Revi ontem, a seguir, dois dos 'filmes da minha vida'.
Devo desde já dizer (ou recordar) que os 'filmes da minha vida' não têm de ser todos bons...
Há-os maus e até, num caso ou nourto, horríveis.
Os que revi ontem não são nem uma coisa nem outra destas duas últimas: um ("The Prisoner of Zenda") é um excelente "cloak-and-dagger" com um dos pares cinematográficos que, para mim, durante muito tempo, foram a epítome ou o paradigma último, acabado, da perfeição: Stewart Granger e Deborah Kerr (outro foi Cary Grant/Eva Marie Saint).
Do filme e do deslumbramento adolescente de visioná-lo (no 'velho' Jardim Cinema, numa das muitas matinés roubadas às aulas do não menos 'velho' "Gil"---daquele em que escrever nas carteiras dava, sem apelo nem agravo, bilhete só de ida para uma bela suspensão de não-sei-quantos-dias...) já falei noutro lugar.
Da novela original (que consta, aliás, há muito, numa muito bem cuidadinha edição 'pocket', da minha biblioteca, dificilmente conseguida sabe deus-com-que-sacrifícios e apenas depois de não-sei-quantas visitas à mítica "Barateira" do tempo do Sr. Romana) não valerá a pena falar muito: 'deixa-se ler', como dizia o outro.

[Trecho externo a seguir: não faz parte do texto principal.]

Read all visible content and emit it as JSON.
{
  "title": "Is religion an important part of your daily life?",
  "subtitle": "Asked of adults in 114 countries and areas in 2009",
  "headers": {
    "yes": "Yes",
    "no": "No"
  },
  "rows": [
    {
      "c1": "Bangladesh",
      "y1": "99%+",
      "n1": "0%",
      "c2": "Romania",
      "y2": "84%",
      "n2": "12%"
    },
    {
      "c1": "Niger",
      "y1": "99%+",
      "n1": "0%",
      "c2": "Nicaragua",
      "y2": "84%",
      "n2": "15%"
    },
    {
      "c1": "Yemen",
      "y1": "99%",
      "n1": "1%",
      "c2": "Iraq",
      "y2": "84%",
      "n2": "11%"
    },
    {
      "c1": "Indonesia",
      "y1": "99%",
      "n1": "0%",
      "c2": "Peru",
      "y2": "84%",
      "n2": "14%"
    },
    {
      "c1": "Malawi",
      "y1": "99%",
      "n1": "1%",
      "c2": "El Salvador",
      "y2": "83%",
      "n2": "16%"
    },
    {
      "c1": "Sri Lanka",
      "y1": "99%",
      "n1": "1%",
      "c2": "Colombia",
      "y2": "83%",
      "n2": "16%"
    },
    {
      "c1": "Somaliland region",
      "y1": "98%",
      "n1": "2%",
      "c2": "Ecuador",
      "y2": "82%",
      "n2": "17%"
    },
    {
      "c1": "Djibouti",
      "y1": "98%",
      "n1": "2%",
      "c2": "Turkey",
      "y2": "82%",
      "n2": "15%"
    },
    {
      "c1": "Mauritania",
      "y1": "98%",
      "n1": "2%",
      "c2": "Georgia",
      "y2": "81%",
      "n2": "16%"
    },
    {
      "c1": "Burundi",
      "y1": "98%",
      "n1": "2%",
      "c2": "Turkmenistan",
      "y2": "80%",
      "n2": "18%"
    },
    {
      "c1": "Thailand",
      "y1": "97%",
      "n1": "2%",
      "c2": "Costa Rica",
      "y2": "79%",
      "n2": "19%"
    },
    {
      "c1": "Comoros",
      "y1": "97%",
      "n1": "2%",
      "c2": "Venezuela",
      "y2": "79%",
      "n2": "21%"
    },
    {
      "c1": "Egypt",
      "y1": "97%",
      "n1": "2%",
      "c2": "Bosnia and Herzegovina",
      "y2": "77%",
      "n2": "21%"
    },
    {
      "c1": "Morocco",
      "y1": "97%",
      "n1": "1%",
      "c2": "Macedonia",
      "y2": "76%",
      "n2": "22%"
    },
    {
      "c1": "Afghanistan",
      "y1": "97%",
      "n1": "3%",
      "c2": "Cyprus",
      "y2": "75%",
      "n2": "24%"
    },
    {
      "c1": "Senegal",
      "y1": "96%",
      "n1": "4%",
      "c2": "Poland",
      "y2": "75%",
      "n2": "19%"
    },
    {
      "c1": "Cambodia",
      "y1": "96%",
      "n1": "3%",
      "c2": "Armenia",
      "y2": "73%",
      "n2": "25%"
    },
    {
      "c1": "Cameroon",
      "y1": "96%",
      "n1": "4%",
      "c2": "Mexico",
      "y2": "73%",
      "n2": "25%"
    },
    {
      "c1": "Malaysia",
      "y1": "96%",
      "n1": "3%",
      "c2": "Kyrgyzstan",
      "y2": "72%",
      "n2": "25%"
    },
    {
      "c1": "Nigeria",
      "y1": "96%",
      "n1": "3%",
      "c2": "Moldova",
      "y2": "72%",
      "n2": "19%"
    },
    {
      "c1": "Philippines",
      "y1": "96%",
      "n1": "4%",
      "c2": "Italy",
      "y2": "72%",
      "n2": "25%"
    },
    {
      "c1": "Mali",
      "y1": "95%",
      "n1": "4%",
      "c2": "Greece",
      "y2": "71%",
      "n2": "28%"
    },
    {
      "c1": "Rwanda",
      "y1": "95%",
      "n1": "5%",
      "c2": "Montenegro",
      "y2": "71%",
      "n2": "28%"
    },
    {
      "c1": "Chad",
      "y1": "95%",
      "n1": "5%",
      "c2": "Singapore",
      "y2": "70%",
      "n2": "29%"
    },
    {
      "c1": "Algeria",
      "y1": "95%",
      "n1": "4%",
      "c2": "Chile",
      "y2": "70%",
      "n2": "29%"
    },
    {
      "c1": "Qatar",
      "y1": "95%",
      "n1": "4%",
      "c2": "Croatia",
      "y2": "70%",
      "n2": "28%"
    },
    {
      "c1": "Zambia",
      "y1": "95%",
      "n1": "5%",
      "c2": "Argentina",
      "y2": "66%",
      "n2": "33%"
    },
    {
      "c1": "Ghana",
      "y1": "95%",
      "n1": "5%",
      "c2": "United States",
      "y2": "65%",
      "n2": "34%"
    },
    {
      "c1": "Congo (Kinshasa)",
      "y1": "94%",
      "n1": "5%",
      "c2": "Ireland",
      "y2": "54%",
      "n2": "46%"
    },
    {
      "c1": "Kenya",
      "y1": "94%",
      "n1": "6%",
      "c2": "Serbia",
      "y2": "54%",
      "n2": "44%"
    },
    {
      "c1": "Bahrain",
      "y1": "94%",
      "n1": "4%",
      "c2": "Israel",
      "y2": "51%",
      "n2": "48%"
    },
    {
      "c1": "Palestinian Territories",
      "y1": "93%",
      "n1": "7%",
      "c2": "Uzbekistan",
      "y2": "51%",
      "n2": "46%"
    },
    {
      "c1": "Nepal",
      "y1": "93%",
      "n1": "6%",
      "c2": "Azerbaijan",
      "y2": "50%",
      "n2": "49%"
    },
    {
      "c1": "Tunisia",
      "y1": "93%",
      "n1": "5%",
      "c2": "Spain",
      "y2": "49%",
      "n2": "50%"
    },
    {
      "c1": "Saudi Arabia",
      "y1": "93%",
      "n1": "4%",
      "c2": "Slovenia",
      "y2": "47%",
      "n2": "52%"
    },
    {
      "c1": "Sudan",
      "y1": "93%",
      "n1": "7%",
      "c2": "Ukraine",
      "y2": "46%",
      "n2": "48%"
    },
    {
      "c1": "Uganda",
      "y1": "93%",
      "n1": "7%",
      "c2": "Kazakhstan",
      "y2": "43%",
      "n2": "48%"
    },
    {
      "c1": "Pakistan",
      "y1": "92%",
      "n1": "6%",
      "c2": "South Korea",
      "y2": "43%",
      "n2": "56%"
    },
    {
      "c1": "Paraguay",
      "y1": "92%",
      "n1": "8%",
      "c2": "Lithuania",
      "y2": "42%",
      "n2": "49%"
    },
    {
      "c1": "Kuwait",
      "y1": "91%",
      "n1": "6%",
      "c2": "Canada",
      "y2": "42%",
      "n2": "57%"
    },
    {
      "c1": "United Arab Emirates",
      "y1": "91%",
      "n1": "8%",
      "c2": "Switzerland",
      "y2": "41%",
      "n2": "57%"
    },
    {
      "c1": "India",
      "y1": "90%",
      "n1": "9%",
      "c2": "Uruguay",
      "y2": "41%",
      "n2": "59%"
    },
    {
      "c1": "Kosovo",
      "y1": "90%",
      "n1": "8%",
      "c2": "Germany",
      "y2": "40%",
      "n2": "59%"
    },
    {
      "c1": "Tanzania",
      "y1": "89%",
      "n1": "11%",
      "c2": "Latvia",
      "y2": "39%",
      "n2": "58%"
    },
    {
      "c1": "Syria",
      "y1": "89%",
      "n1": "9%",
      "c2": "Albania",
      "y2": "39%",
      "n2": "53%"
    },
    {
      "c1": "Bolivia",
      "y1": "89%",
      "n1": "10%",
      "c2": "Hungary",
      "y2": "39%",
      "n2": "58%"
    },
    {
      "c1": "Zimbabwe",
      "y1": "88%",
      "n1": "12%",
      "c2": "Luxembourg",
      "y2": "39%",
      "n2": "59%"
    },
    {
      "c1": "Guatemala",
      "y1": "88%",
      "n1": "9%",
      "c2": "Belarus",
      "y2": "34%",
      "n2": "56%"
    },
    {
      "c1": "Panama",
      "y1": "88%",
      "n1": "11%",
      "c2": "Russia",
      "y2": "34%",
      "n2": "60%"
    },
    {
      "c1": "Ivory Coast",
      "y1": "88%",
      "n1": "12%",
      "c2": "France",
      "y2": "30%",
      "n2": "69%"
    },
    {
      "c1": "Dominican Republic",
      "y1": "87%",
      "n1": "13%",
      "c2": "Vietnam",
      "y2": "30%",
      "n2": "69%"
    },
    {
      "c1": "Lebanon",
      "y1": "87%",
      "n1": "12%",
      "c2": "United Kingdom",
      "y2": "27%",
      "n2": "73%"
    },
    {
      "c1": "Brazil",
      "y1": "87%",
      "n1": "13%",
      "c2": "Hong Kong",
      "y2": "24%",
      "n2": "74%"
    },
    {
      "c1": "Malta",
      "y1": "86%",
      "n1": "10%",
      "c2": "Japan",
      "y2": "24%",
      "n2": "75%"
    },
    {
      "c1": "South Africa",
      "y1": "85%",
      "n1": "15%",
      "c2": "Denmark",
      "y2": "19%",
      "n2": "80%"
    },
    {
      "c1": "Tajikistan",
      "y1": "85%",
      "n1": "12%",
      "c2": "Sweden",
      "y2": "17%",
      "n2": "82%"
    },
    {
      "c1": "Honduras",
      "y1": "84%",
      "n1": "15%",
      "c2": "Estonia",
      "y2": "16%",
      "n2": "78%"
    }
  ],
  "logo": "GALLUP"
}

É da "escola" dos "39 Degraus" do Buchan (que também tenho, aliás) e por aí fora.
Do filme do Thorpe (que era, vou já acrescentando um "relojoeiro" impressionante da narração: aquilo "encaixava" tudo como um puzzle; recordo-me, por---outro---exemplo, de um "Ivanhoe" dele com a Ava Gardner, a Taylor e o... Taylor, o Robert: um "Ivanhoe" cujos 'racords' podiam ser vistos acompanhados de um cronómetro, de tal modo tudo aquilo funciona organicamente, sem uma falha!); do filme do Thorpe, deste "Prisoner..." de que aqui volto a falar, quero eu dizer, impressiona-me sobremaneira, entre outras coisas (de que que, como digo, já falei) a ambiência, deliciosamente arcaica escolhida, aquela rústica e bucólica "Ruritânia" nebulosamente situada nuns Balcãs em que ainda apenas os "maus", como esse tenebroso "Rupert de Hentzau", matavam (foi antes das chacinas e matanças da recente guerra que resultou da trágica desintegração da Iugoslávia) e em que se podia, além disso, pescar tranquilamente trutas ou outra coisa deliciosamente improvável qualquer, ali mesmo, a dois passos de um palácio real onde, "to top it all" iria muito em breve reinar a Kerr...)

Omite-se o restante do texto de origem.